Según la última encuesta de CID-Gallup, cuyos datos más importantes han sido presentados por LA PRENSA esta semana, un 44 por ciento de las personas encuestadas considera que no es necesario votar por los candidatos del mismo partido en las cuatro boletas electorales. Y al contrario, sólo el 37 por ciento considera que sí se debe votar por el mismo partido en todas las boletas, mientras que un 19 por ciento dice que no sabe, o simplemente no responde. Asimismo, son más las personas (45 por ciento) que piensan que es importante que haya un tercer partido en la Asamblea Nacional, versus un 41 por ciento “que le concede poca importancia”
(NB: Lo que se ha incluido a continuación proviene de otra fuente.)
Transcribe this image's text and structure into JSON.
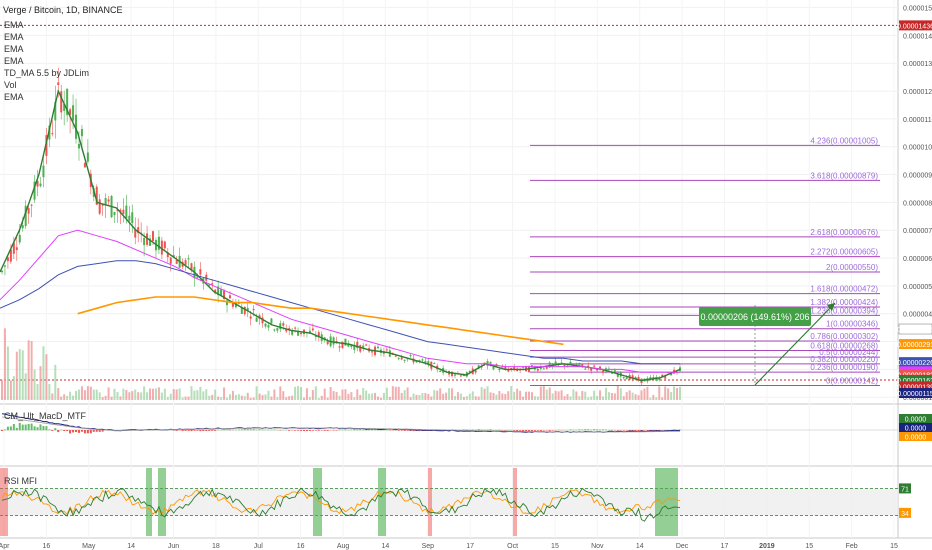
{
  "header": {
    "title": "Verge / Bitcoin, 1D, BINANCE",
    "indicators": [
      "EMA",
      "EMA",
      "EMA",
      "EMA",
      "TD_MA 5.5 by JDLim",
      "Vol",
      "EMA"
    ]
  },
  "panes": {
    "macd_label": "CM_Ult_MacD_MTF",
    "rsi_label": "RSI MFI"
  },
  "measure_label": "0.00000206 (149.61%) 206",
  "price_labels": [
    {
      "text": "0.00001436",
      "value": 1.436e-05,
      "color": "#c62828"
    },
    {
      "text": "0.00000345",
      "value": 3.45e-06,
      "color": "#ffffff",
      "textColor": "#333333",
      "border": "#888888"
    },
    {
      "text": "0.00000291",
      "value": 2.91e-06,
      "color": "#ff9800"
    },
    {
      "text": "0.00000226",
      "value": 2.26e-06,
      "color": "#3f51b5"
    },
    {
      "text": "0.00000193",
      "value": 1.93e-06,
      "color": "#e040fb"
    },
    {
      "text": "0.00000182",
      "value": 1.82e-06,
      "color": "#ef5350"
    },
    {
      "text": "0.00000162",
      "value": 1.62e-06,
      "color": "#2e7d32"
    },
    {
      "text": "0.00000139",
      "value": 1.39e-06,
      "color": "#c62828"
    },
    {
      "text": "0.00000115",
      "value": 1.15e-06,
      "color": "#1a237e"
    }
  ],
  "macd_labels": [
    {
      "text": "0.0000",
      "color": "#2e7d32"
    },
    {
      "text": "0.0000",
      "color": "#1a237e"
    },
    {
      "text": "0.0000",
      "color": "#ff9800"
    }
  ],
  "rsi_labels": [
    {
      "text": "71",
      "color": "#2e7d32"
    },
    {
      "text": "34",
      "color": "#ff9800"
    }
  ],
  "x_axis": [
    "Apr",
    "16",
    "May",
    "14",
    "Jun",
    "18",
    "Jul",
    "16",
    "Aug",
    "14",
    "Sep",
    "17",
    "Oct",
    "15",
    "Nov",
    "14",
    "Dec",
    "17",
    "2019",
    "15",
    "Feb",
    "15"
  ],
  "chart_data": {
    "type": "line",
    "title": "Verge / Bitcoin, 1D, BINANCE",
    "y_axis_ticks": [
      "0.00001500",
      "0.00001400",
      "0.00001300",
      "0.00001200",
      "0.00001100",
      "0.00001000",
      "0.00000900",
      "0.00000800",
      "0.00000700",
      "0.00000600",
      "0.00000500",
      "0.00000400",
      "0.00000300",
      "0.00000200",
      "0.00000100"
    ],
    "ylim": [
      9e-07,
      1.52e-05
    ],
    "series": [
      {
        "values": [
          5.5e-06,
          7e-06,
          9e-06,
          1.2e-05,
          1.05e-05,
          8e-06,
          7.8e-06,
          7e-06,
          6.5e-06,
          6e-06,
          5.5e-06,
          4.8e-06,
          4.4e-06,
          4e-06,
          3.6e-06,
          3.4e-06,
          3.3e-06,
          3e-06,
          2.9e-06,
          2.7e-06,
          2.6e-06,
          2.4e-06,
          2.2e-06,
          1.9e-06,
          1.8e-06,
          2.2e-06,
          2e-06,
          2e-06,
          2.1e-06,
          2.2e-06,
          2.1e-06,
          2e-06,
          1.8e-06,
          1.6e-06,
          1.7e-06,
          2e-06
        ]
      },
      {
        "values": [
          4.5e-06,
          5.2e-06,
          6e-06,
          6.8e-06,
          7e-06,
          6.8e-06,
          6.6e-06,
          6.3e-06,
          6e-06,
          5.7e-06,
          5.3e-06,
          5e-06,
          4.7e-06,
          4.4e-06,
          4.1e-06,
          3.8e-06,
          3.6e-06,
          3.4e-06,
          3.2e-06,
          3e-06,
          2.8e-06,
          2.6e-06,
          2.4e-06,
          2.3e-06,
          2.2e-06,
          2.2e-06,
          2.1e-06,
          2.1e-06,
          2.1e-06,
          2.1e-06,
          2.1e-06,
          2e-06,
          2e-06,
          1.9e-06,
          1.9e-06,
          1.9e-06
        ]
      },
      {
        "values": [
          4.2e-06,
          4.5e-06,
          4.9e-06,
          5.4e-06,
          5.7e-06,
          5.8e-06,
          5.9e-06,
          5.9e-06,
          5.8e-06,
          5.6e-06,
          5.4e-06,
          5.2e-06,
          5e-06,
          4.8e-06,
          4.6e-06,
          4.4e-06,
          4.2e-06,
          4e-06,
          3.8e-06,
          3.6e-06,
          3.4e-06,
          3.2e-06,
          3e-06,
          2.9e-06,
          2.8e-06,
          2.7e-06,
          2.6e-06,
          2.5e-06,
          2.4e-06,
          2.4e-06,
          2.3e-06,
          2.3e-06,
          2.3e-06,
          2.2e-06,
          2.2e-06,
          2.2e-06
        ]
      },
      {
        "values": [
          null,
          null,
          null,
          null,
          4e-06,
          4.2e-06,
          4.4e-06,
          4.5e-06,
          4.6e-06,
          4.6e-06,
          4.6e-06,
          4.5e-06,
          4.4e-06,
          4.4e-06,
          4.3e-06,
          4.2e-06,
          4.2e-06,
          4.1e-06,
          4e-06,
          3.9e-06,
          3.8e-06,
          3.7e-06,
          3.6e-06,
          3.5e-06,
          3.4e-06,
          3.3e-06,
          3.2e-06,
          3.1e-06,
          3e-06,
          2.9e-06,
          null,
          null,
          null,
          null,
          null,
          null
        ]
      }
    ],
    "fib_levels": [
      {
        "label": "4.236(0.00001005)",
        "value": 1.005e-05
      },
      {
        "label": "3.618(0.00000879)",
        "value": 8.79e-06
      },
      {
        "label": "2.618(0.00000676)",
        "value": 6.76e-06
      },
      {
        "label": "2.272(0.00000605)",
        "value": 6.05e-06
      },
      {
        "label": "2(0.00000550)",
        "value": 5.5e-06
      },
      {
        "label": "1.618(0.00000472)",
        "value": 4.72e-06
      },
      {
        "label": "1.382(0.00000424)",
        "value": 4.24e-06
      },
      {
        "label": "1.236(0.00000394)",
        "value": 3.94e-06
      },
      {
        "label": "1(0.00000346)",
        "value": 3.46e-06
      },
      {
        "label": "0.786(0.00000302)",
        "value": 3.02e-06
      },
      {
        "label": "0.618(0.00000268)",
        "value": 2.68e-06
      },
      {
        "label": "0.5(0.00000244)",
        "value": 2.44e-06
      },
      {
        "label": "0.382(0.00000220)",
        "value": 2.2e-06
      },
      {
        "label": "0.236(0.00000190)",
        "value": 1.9e-06
      },
      {
        "label": "0(0.00000142)",
        "value": 1.42e-06
      }
    ],
    "high_line": 1.436e-05,
    "low_line": 1.62e-06
  }
}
Por supuesto que estos datos no se pueden interpretar en el sentido de que en las elecciones del próximo mes de noviembre los electores van a cruzar el voto en los mismos porcentajes. De ninguna manera. Inclusive, es posible que en el momento de las elecciones los ciudadanos voten como siempre lo han hecho, en cascada, o sea por los candidatos del mismo partido en todas las boletas.
Sin embargo, los mencionados datos de la encuesta de CID-Gallup acerca de lo que están pensando ahora los ciudadanos sobre el voto cruzado y la necesidad de tener un tercer partido fuerte en la Asamblea Nacional, indican que cada vez son más las personas que creen en la posibilidad y la necesidad de votar por el candidato presidencial de un partido, pero por los candidatos a diputados de otro.
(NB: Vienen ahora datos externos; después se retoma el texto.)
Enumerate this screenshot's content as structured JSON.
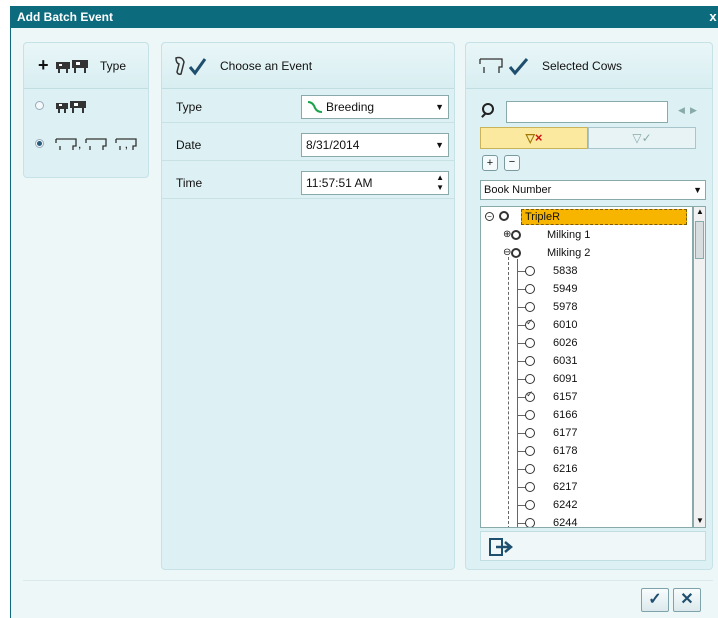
{
  "window": {
    "title": "Add Batch Event",
    "close_glyph": "x"
  },
  "type_panel": {
    "header": "Type",
    "options": [
      {
        "id": "single",
        "selected": false,
        "icon": "cow-herd-icon"
      },
      {
        "id": "multiple",
        "label": ",  ,",
        "selected": true,
        "icon": "cow-icon"
      }
    ]
  },
  "event_panel": {
    "header": "Choose an Event",
    "fields": {
      "type_label": "Type",
      "type_value": "Breeding",
      "date_label": "Date",
      "date_value": "8/31/2014",
      "time_label": "Time",
      "time_value": "11:57:51 AM"
    }
  },
  "cows_panel": {
    "header": "Selected Cows",
    "search": {
      "placeholder": ""
    },
    "sort_by": "Book Number",
    "tree": {
      "root": "TripleR",
      "groups": [
        "Milking 1",
        "Milking 2"
      ],
      "cows": [
        {
          "id": "5838",
          "checked": false
        },
        {
          "id": "5949",
          "checked": false
        },
        {
          "id": "5978",
          "checked": false
        },
        {
          "id": "6010",
          "checked": true
        },
        {
          "id": "6026",
          "checked": false
        },
        {
          "id": "6031",
          "checked": false
        },
        {
          "id": "6091",
          "checked": false
        },
        {
          "id": "6157",
          "checked": true
        },
        {
          "id": "6166",
          "checked": false
        },
        {
          "id": "6177",
          "checked": false
        },
        {
          "id": "6178",
          "checked": false
        },
        {
          "id": "6216",
          "checked": false
        },
        {
          "id": "6217",
          "checked": false
        },
        {
          "id": "6242",
          "checked": false
        },
        {
          "id": "6244",
          "checked": false
        }
      ]
    }
  },
  "footer": {
    "ok_glyph": "✓",
    "cancel_glyph": "✕"
  },
  "colors": {
    "titlebar": "#0d6b7e",
    "panel": "#ddf0f3",
    "root_highlight": "#f7b500",
    "filter_active": "#fbe9a0"
  }
}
La verdad es que el voto cruzado no resolvería el grave problema, de que los ciudadanos son prácticamente obligados por ley a votar por los candidatos a diputados en listas cerradas que elaboran y presentan las cúpulas de los partidos, listas que casi siempre están llenas de personas que fueron colocadas allí no porque tengan idoneidad para ser representantes y legisladores de la nación, sino porque son socios del cacique del partido, o sus parientes, por favores personales y por componendas políticas entre las cúpulas partidarias que se alían para participar en las elecciones.
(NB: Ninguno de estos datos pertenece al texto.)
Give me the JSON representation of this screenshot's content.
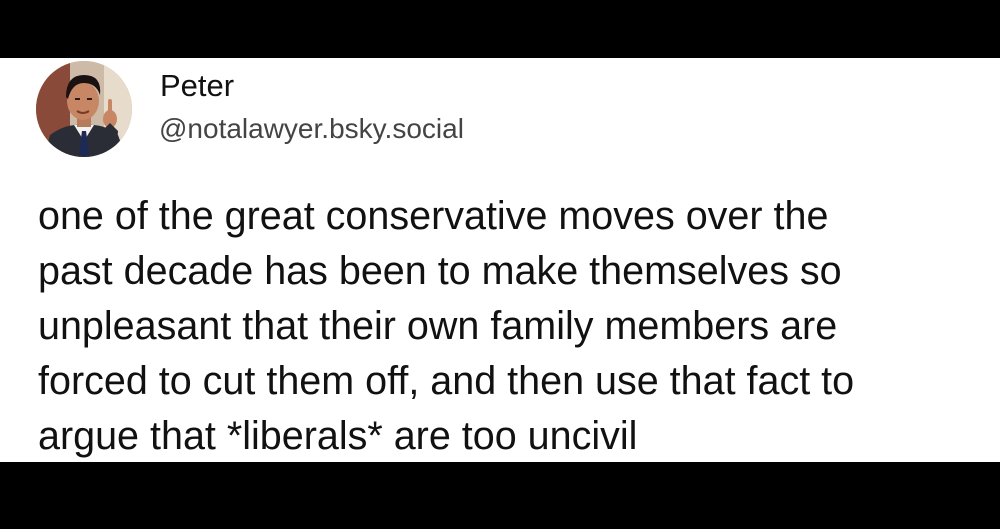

Para elegir un personal legislativo de buena calidad política, ética, profesional y humana, es necesario establecer el procedimiento de elección uninominal, o sea que los ciudadanos tengan la posibilidad de votar por cada candidato a diputado de manera directa, en vez de hacerlo por las listas cerradas de los partidos, como hasta ahora, que es un sistema en el cual el diputado no le debe su elección a los ciudadanos sino al partido y, en algunos casos peor aún, al capo del partido.
La diferencia entre el sistema de elección de diputados en listas cerradas, y el procedimiento uninominal, es muy importante. En el primero las cúpulas de los partidos controlan a los diputados y éstos toman decisiones sin consultar a los ciudadanos, inclusive en asuntos tan trascendentales como fue el haber bajado el porcentaje de votos para ganar la elección presidencial a 40 por ciento, e inclusive a 35 por ciento en el caso de que la diferencia entre el primero y el segundo lugar sea de cinco por ciento y menos. En cambio, en el sistema de elección uninominal cada diputado es elegido en un distrito pequeño y las personas votan directamente por la persona. Por lo tanto los diputados deben rendir cuentas a los ciudadanos y estos tienen más posibilidades de ser tomados en cuenta por los parlamentarios cuando adoptan las decisiones que por ley competen a su cargo.
Por supuesto que el buen funcionamiento del sistema de elección uninominal requiere un adecuado nivel de cultura política democrática, la que resulta sólo de una larga experiencia de convivencia cívica y participación ciudadana. Y esto es algo que no existe en Nicaragua, donde el Estado se maneja como un botín y la política sigue siendo caciquista y autoritaria.
Pero la cultura democrática electoral y la experiencia de participación ciudadana no caen del cielo ni aparecen de repente. Hay que conquistarlas desde abajo y comenzar a practicarlas en algún momento y este podría ser ahora. ¿Por qué no?